IV.D.2.1 Stakeholder Engagement and Co-Creation

Participate in co-creation sessions with representatives from the buyers group and supporting partners to fine tune the approach of the proposed solution to the challenge brief and to refine the innovation concept and validate user needs and care provider expectations to ensure alignment with systems specifications.

IV.D.2.2 Feasibility Study, Implementation Planning and Technical Specification Development

• Assess the technical feasibility of the proposed solution, including system architecture, data flow, key functionalities, and integration requirements as well as the clinical relevance and usability in the target healthcare setting.
• Conduct a preliminary regulatory assessment (e.g., CE marking requirements, GDPR compliance)
• Develop mitigation strategies around any technical, clinical, and operational risk identified.
• Draft a preliminary implementation plan for how the solution would be integrated in clinical workflows and IT systems including the identification of interoperability requirements (e.g., integration with EHRs, use of standards like Health Level Seven “HL7”  or Fast Healthcare Interoperability Resource “FHIR”).
• Consider scalability and deployment strategies for diverse healthcare environments.
• Assess logistical, training, and support needs from the end-user perspective.
• Define detailed functional and non-functional specifications for the proposed solution such as the technical architecture including hardware/software components, data flow, and interfaces.
• Ensure alignment with procurement specifications and quality/performance indicators
• Document cybersecurity, privacy, and data governance requirements.

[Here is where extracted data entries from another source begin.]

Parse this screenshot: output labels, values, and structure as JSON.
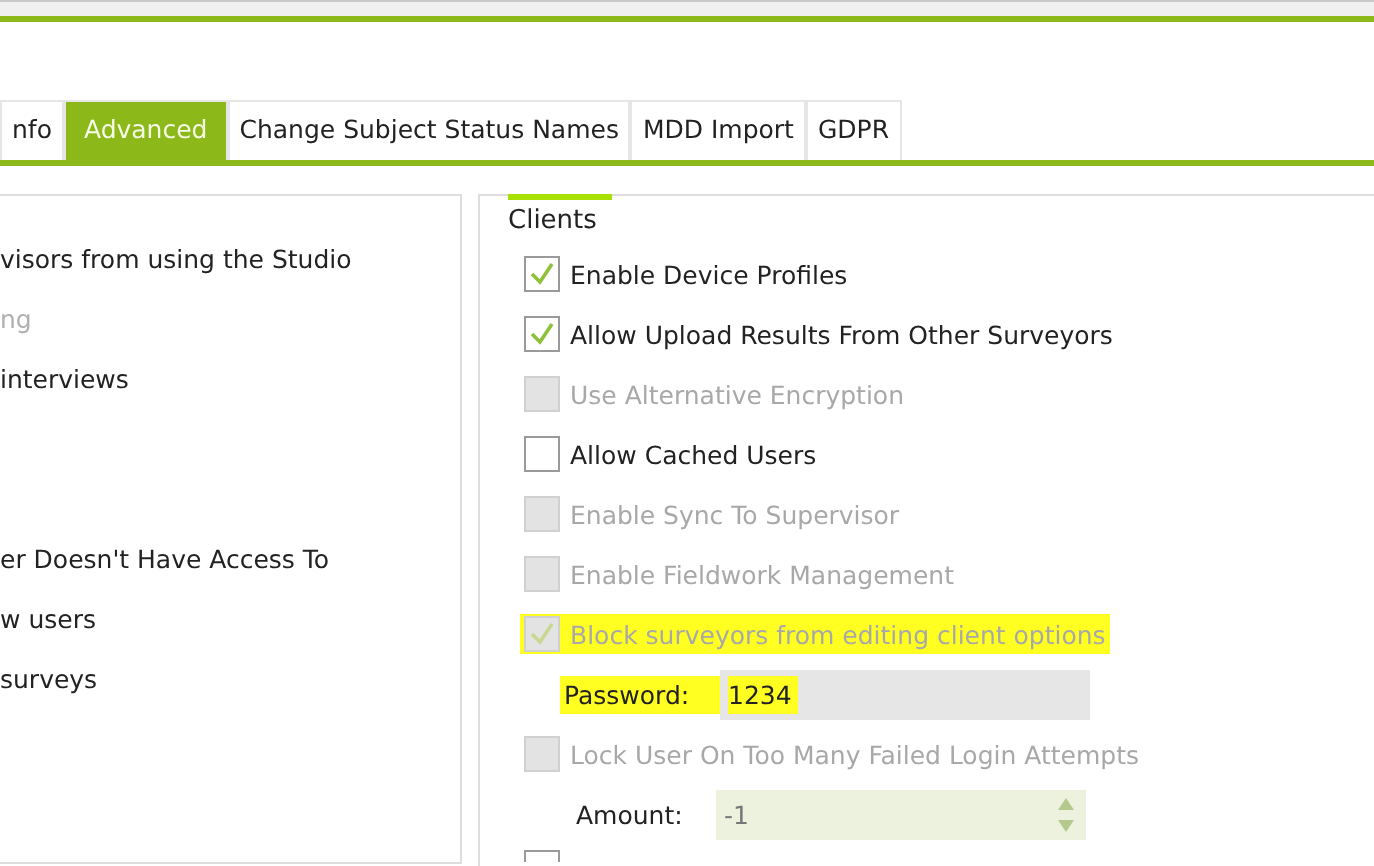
{
  "tabs": [
    {
      "label": "nfo",
      "selected": false
    },
    {
      "label": "Advanced",
      "selected": true
    },
    {
      "label": "Change Subject Status Names",
      "selected": false
    },
    {
      "label": "MDD Import",
      "selected": false
    },
    {
      "label": "GDPR",
      "selected": false
    }
  ],
  "left_panel": {
    "items": [
      {
        "text": "visors from using the Studio",
        "disabled": false
      },
      {
        "text": "ng",
        "disabled": true
      },
      {
        "text": "interviews",
        "disabled": false
      },
      {
        "text": "er Doesn't Have Access To",
        "disabled": false
      },
      {
        "text": "w users",
        "disabled": false
      },
      {
        "text": " surveys",
        "disabled": false
      }
    ]
  },
  "clients": {
    "title": "Clients",
    "options": [
      {
        "kind": "checkbox",
        "label": "Enable Device Profiles",
        "checked": true,
        "disabled": false,
        "highlighted": false
      },
      {
        "kind": "checkbox",
        "label": "Allow Upload Results From Other Surveyors",
        "checked": true,
        "disabled": false,
        "highlighted": false
      },
      {
        "kind": "checkbox",
        "label": "Use Alternative Encryption",
        "checked": false,
        "disabled": true,
        "highlighted": false
      },
      {
        "kind": "checkbox",
        "label": "Allow Cached Users",
        "checked": false,
        "disabled": false,
        "highlighted": false
      },
      {
        "kind": "checkbox",
        "label": "Enable Sync To Supervisor",
        "checked": false,
        "disabled": true,
        "highlighted": false
      },
      {
        "kind": "checkbox",
        "label": "Enable Fieldwork Management",
        "checked": false,
        "disabled": true,
        "highlighted": false
      },
      {
        "kind": "checkbox",
        "label": "Block surveyors from editing client options",
        "checked": true,
        "disabled": true,
        "highlighted": true
      },
      {
        "kind": "text",
        "label": "Password:",
        "value": "1234",
        "disabled": true,
        "highlighted": true
      },
      {
        "kind": "checkbox",
        "label": "Lock User On Too Many Failed Login Attempts",
        "checked": false,
        "disabled": true,
        "highlighted": false
      },
      {
        "kind": "spinner",
        "label": "Amount:",
        "value": "-1",
        "disabled": true,
        "highlighted": false
      },
      {
        "kind": "checkbox",
        "checked": false,
        "disabled": false,
        "highlighted": false
      }
    ]
  }
}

IV.D.2.3 Development of Strategic Roadmap and Business Model Definition

• Define the R&D trajectory from concept to prototype to commercialization.
• Define Clinical and Health Economic evidence collection strategy to back up the value proposition of the health solution.
• Verify and any (ethics committee) approvals required during the PCP project – for the scientific demonstration of outcomes and to support regulatory approval as well as strategic market access and reimbursement goals, once commercially viable.
• Identify key development milestones and decision points for the next phases of PCP and allocate internal resources and collaboration with external partners (technical, clinical, regulatory).
• Conduct a market analysis to understand the competitive landscape, market access and reimbursement barriers, and opportunities as a basis for commercialization strategies, acceptable business models tailored to the healthcare market (e.g., public procurement, subscription, pay-per-use), pricing models, and reimbursement pathways.

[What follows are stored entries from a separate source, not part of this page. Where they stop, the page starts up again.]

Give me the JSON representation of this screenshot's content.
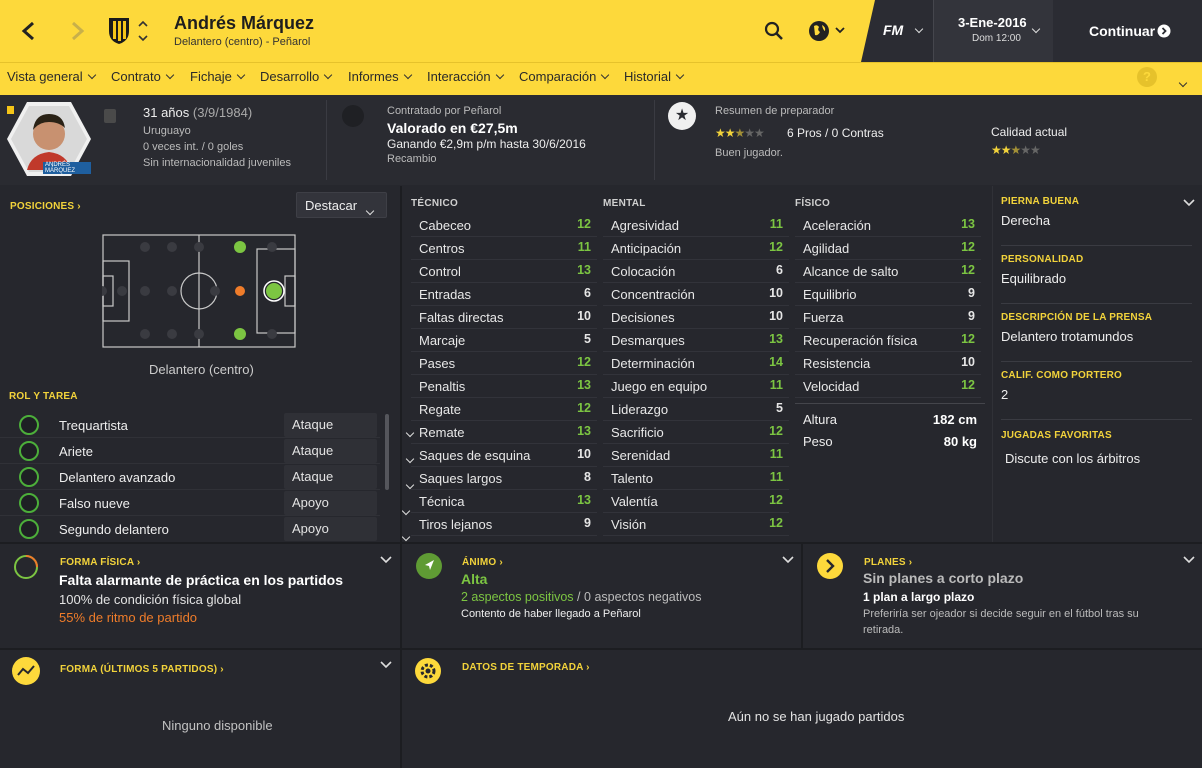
{
  "header": {
    "player_name": "Andrés Márquez",
    "subtitle": "Delantero (centro) - Peñarol",
    "date": "3-Ene-2016",
    "time": "Dom 12:00",
    "continue_label": "Continuar",
    "fm_logo": "FM"
  },
  "icons": {
    "back": "chevron-left-icon",
    "forward": "chevron-right-icon",
    "club": "club-crest-icon",
    "search": "search-icon",
    "globe": "globe-icon",
    "help": "help-icon"
  },
  "menu": [
    "Vista general",
    "Contrato",
    "Fichaje",
    "Desarrollo",
    "Informes",
    "Interacción",
    "Comparación",
    "Historial"
  ],
  "help_label": "?",
  "info": {
    "age": "31 años",
    "dob": "(3/9/1984)",
    "nationality": "Uruguayo",
    "caps": "0 veces int. / 0 goles",
    "youth": "Sin internacionalidad juveniles",
    "contract_by": "Contratado por Peñarol",
    "value": "Valorado en €27,5m",
    "wage": "Ganando €2,9m p/m hasta 30/6/2016",
    "status": "Recambio",
    "coach_title": "Resumen de preparador",
    "pros_cons": "6 Pros / 0 Contras",
    "coach_note": "Buen jugador.",
    "current_ability": "Calidad actual",
    "coach_stars": 2.5,
    "ability_stars": 2.5,
    "card_name": "ANDRÉS MÁRQUEZ"
  },
  "positions": {
    "title": "POSICIONES",
    "highlight_label": "Destacar",
    "position_label": "Delantero (centro)"
  },
  "roles": {
    "title": "ROL Y TAREA",
    "items": [
      {
        "name": "Trequartista",
        "duty": "Ataque"
      },
      {
        "name": "Ariete",
        "duty": "Ataque"
      },
      {
        "name": "Delantero avanzado",
        "duty": "Ataque"
      },
      {
        "name": "Falso nueve",
        "duty": "Apoyo"
      },
      {
        "name": "Segundo delantero",
        "duty": "Apoyo"
      }
    ]
  },
  "attributes": {
    "technical_title": "TÉCNICO",
    "mental_title": "MENTAL",
    "physical_title": "FÍSICO",
    "technical": [
      [
        "Cabeceo",
        "12"
      ],
      [
        "Centros",
        "11"
      ],
      [
        "Control",
        "13"
      ],
      [
        "Entradas",
        "6"
      ],
      [
        "Faltas directas",
        "10"
      ],
      [
        "Marcaje",
        "5"
      ],
      [
        "Pases",
        "12"
      ],
      [
        "Penaltis",
        "13"
      ],
      [
        "Regate",
        "12"
      ],
      [
        "Remate",
        "13"
      ],
      [
        "Saques de esquina",
        "10"
      ],
      [
        "Saques largos",
        "8"
      ],
      [
        "Técnica",
        "13"
      ],
      [
        "Tiros lejanos",
        "9"
      ]
    ],
    "mental": [
      [
        "Agresividad",
        "11"
      ],
      [
        "Anticipación",
        "12"
      ],
      [
        "Colocación",
        "6"
      ],
      [
        "Concentración",
        "10"
      ],
      [
        "Decisiones",
        "10"
      ],
      [
        "Desmarques",
        "13"
      ],
      [
        "Determinación",
        "14"
      ],
      [
        "Juego en equipo",
        "11"
      ],
      [
        "Liderazgo",
        "5"
      ],
      [
        "Sacrificio",
        "12"
      ],
      [
        "Serenidad",
        "11"
      ],
      [
        "Talento",
        "11"
      ],
      [
        "Valentía",
        "12"
      ],
      [
        "Visión",
        "12"
      ]
    ],
    "physical": [
      [
        "Aceleración",
        "13"
      ],
      [
        "Agilidad",
        "12"
      ],
      [
        "Alcance de salto",
        "12"
      ],
      [
        "Equilibrio",
        "9"
      ],
      [
        "Fuerza",
        "9"
      ],
      [
        "Recuperación física",
        "12"
      ],
      [
        "Resistencia",
        "10"
      ],
      [
        "Velocidad",
        "12"
      ]
    ],
    "height_label": "Altura",
    "height": "182 cm",
    "weight_label": "Peso",
    "weight": "80 kg"
  },
  "side": [
    {
      "title": "PIERNA BUENA",
      "value": "Derecha"
    },
    {
      "title": "PERSONALIDAD",
      "value": "Equilibrado"
    },
    {
      "title": "DESCRIPCIÓN DE LA PRENSA",
      "value": "Delantero trotamundos"
    },
    {
      "title": "CALIF. COMO PORTERO",
      "value": "2"
    },
    {
      "title": "JUGADAS FAVORITAS",
      "value": "Discute con los árbitros"
    }
  ],
  "fitness": {
    "title": "FORMA FÍSICA",
    "headline": "Falta alarmante de práctica en los partidos",
    "condition": "100% de condición física global",
    "match_sharpness": "55% de ritmo de partido"
  },
  "morale": {
    "title": "ÁNIMO",
    "level": "Alta",
    "positives": "2 aspectos positivos",
    "negatives": "0 aspectos negativos",
    "sep": "/",
    "note": "Contento de haber llegado a Peñarol"
  },
  "plans": {
    "title": "PLANES",
    "headline": "Sin planes a corto plazo",
    "long_term": "1 plan a largo plazo",
    "detail1": "Preferiría ser ojeador si decide seguir en el fútbol tras su",
    "detail2": "retirada."
  },
  "form": {
    "title": "FORMA (ÚLTIMOS 5 PARTIDOS)",
    "empty": "Ninguno disponible"
  },
  "season": {
    "title": "DATOS DE TEMPORADA",
    "empty": "Aún no se han jugado partidos"
  },
  "colors": {
    "accent": "#fdd93b",
    "green": "#7cc542",
    "orange": "#ef7c2a"
  }
}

IV.D.2.4. Deliverables Preparation

• Refine Phase I specifications based on evaluator feedback to align prototype features with procurer priorities, clinical requirements, and defined use cases.
• Compile all findings and plans into formal documentation required by the PCP process, including:

• • Feasibility Study Report
  • Roadmap and Implementation Plan
  • Business Model Canvas or equivalent
  • Technical Specification Document
• Present outcomes to the procurer consortium for evaluation and prior to moving on to the next phase.
• Record key recommendations and integrate them in the implementation plan as part of the procurer monitoring documentation.
• Prepare the bids for the second phase mini-tender based on the final deliverable and the feedback received from the monitoring team and apply if invited.